英情報機関の予測では、ロシアは年代物のBe-12による偵察でドローン潜水艇の接近を発見しようとしている。Be-12は機首に短距離水上探査レーダー、尾翼にAPMシリーズ磁気探知機を搭載しているが、旧式のセンサー類はとっくに保守対象外の可能性が高い。
その場合、探索は目視に頼って行われることになるが、日中に限定される上、効果はほとんど期待できない。いうまでもなく、潜水艇を肉眼で発見するのは至難の業だ。残存艦艇を哨戒艦やヘリコプターで囲んだほうが役に立つかもしれない。
黒海艦隊はこれまでに巡洋艦1隻、揚陸艦3隻、潜水艦1隻、補給艦1隻、哨戒艇と上陸用舟艇数隻を失ったが、アドミラル・グリゴロビッチ級フリゲート艦3隻、キロ型潜水艦5隻、艦隊停泊地の近接防御を担うグリシャIII型や22160型のコルベット艦各4隻を含む小型艦艇数十隻は、いまだ健在だ。
1000トン級のグリシャIIIは、デュアルソナーを搭載した対潜艦。1700トン級の22160型は対艦・対地火器や巡航ミサイルで武装し、カモフKa-27対潜ヘリコプター用の飛行甲板を備えている。
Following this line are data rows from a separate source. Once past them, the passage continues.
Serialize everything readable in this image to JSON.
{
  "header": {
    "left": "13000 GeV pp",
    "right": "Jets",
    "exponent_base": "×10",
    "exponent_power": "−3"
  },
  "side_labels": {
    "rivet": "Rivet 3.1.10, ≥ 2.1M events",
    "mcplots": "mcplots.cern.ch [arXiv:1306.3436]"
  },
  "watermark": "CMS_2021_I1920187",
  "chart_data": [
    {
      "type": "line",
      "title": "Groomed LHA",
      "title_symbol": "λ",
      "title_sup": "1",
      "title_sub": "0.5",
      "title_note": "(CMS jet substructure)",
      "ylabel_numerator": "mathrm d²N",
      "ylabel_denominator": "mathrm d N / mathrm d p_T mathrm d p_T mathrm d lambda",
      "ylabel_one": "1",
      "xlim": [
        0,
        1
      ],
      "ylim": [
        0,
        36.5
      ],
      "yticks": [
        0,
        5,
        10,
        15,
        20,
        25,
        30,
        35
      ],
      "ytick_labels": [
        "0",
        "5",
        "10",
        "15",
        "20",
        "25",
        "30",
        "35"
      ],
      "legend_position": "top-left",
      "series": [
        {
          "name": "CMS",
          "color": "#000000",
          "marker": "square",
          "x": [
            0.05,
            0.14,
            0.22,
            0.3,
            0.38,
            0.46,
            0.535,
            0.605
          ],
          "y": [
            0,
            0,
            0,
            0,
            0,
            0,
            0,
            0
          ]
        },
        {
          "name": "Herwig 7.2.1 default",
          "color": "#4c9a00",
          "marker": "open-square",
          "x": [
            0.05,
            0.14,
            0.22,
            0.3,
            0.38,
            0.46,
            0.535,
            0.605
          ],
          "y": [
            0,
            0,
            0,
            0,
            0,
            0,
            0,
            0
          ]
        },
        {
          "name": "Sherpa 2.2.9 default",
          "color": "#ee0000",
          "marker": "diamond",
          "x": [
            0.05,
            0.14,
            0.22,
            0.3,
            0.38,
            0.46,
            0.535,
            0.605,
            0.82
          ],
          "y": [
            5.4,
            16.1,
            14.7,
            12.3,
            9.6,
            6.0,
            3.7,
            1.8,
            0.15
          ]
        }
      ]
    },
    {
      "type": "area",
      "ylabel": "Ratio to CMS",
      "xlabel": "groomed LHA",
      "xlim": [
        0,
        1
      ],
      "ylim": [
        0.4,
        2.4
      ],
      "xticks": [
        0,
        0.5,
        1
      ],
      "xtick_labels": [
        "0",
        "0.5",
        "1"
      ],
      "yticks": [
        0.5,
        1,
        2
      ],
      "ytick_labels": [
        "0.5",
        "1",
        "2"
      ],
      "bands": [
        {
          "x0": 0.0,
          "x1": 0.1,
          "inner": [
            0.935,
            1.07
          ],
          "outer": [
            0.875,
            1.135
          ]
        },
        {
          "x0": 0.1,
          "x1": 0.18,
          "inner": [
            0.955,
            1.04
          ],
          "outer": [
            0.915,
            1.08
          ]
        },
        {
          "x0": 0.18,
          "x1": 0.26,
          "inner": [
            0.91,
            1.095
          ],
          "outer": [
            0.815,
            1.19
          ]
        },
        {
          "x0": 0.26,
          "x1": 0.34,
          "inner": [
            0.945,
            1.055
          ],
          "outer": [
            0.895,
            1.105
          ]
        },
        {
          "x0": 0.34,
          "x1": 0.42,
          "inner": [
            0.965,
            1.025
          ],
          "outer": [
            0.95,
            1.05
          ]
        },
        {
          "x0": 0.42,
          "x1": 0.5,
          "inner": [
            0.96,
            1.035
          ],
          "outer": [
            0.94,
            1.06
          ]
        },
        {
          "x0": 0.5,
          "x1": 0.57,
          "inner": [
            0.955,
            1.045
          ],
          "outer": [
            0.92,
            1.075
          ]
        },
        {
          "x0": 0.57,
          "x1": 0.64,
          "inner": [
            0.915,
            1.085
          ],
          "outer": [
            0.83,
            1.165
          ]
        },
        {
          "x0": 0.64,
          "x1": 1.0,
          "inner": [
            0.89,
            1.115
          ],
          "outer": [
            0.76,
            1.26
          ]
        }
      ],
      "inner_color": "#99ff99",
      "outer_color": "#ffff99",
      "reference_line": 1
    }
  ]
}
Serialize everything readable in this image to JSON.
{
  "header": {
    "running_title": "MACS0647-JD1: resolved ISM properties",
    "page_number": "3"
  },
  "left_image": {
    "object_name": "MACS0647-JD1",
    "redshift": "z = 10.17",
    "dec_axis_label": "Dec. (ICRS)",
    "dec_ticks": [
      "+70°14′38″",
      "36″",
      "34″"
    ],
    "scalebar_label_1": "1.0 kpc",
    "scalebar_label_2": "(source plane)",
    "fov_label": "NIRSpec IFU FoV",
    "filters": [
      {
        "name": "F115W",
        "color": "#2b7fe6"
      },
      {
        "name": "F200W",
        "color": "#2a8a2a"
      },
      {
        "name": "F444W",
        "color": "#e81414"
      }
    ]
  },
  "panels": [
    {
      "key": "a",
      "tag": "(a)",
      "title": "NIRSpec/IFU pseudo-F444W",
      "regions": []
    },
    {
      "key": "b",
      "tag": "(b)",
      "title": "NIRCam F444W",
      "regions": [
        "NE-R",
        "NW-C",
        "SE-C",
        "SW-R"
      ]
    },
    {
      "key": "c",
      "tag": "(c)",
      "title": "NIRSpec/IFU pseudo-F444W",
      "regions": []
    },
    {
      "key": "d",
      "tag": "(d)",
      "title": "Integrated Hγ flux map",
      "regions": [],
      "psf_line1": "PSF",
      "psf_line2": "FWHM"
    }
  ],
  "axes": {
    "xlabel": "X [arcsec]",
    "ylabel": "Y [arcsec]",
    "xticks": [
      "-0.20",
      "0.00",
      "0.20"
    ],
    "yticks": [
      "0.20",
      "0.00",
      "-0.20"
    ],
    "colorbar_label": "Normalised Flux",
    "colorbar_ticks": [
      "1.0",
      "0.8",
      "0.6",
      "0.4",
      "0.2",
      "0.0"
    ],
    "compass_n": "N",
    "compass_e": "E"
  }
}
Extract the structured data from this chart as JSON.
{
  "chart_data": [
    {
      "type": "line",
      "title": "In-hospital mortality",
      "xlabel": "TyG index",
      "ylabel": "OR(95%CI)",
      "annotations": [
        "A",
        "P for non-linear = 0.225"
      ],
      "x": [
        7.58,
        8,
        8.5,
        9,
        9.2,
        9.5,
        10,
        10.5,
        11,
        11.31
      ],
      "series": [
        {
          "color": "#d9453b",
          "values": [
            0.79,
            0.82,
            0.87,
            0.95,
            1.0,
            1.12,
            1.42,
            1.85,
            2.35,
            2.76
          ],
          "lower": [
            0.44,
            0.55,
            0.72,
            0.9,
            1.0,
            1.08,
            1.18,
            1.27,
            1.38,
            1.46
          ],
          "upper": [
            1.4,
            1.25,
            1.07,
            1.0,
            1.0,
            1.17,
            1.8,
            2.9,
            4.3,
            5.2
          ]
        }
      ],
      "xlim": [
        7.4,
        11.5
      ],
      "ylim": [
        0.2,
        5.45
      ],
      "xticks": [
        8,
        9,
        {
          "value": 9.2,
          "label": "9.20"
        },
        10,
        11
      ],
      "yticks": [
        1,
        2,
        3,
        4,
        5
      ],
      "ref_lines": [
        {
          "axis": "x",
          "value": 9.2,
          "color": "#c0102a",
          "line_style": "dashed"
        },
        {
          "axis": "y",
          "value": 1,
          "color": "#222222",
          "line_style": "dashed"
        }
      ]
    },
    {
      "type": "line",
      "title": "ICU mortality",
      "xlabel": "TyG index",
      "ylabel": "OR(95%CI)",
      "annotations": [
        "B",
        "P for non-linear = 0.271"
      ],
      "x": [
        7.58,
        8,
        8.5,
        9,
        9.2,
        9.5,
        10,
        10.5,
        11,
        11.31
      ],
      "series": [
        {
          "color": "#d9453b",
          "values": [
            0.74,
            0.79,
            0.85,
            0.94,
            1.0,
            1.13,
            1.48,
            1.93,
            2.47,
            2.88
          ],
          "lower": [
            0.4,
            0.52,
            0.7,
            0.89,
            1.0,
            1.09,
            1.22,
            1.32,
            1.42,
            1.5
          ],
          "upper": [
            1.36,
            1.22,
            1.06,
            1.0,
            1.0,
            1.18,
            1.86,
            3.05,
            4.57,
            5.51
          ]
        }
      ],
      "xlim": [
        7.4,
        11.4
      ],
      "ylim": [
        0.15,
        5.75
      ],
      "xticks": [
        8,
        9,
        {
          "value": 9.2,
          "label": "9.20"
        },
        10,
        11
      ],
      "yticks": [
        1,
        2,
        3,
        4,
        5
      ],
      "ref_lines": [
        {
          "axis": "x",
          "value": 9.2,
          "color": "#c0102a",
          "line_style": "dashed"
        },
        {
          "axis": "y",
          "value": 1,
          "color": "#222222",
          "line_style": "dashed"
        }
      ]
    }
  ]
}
グリシャIIIがドローン潜水艇を広範囲に探索し、22160型が水上ドローンに警戒し、レーダーとソナーを装備したカモフが両者を支援できる。
ただ、老朽化したBe-12については、日中限定で飛び回り、高速で接近するウクライナのドローンの機影を発見しようと乗員が目を皿のようにして窓から外を覗こうとも、大きな貢献は期待できないだろう。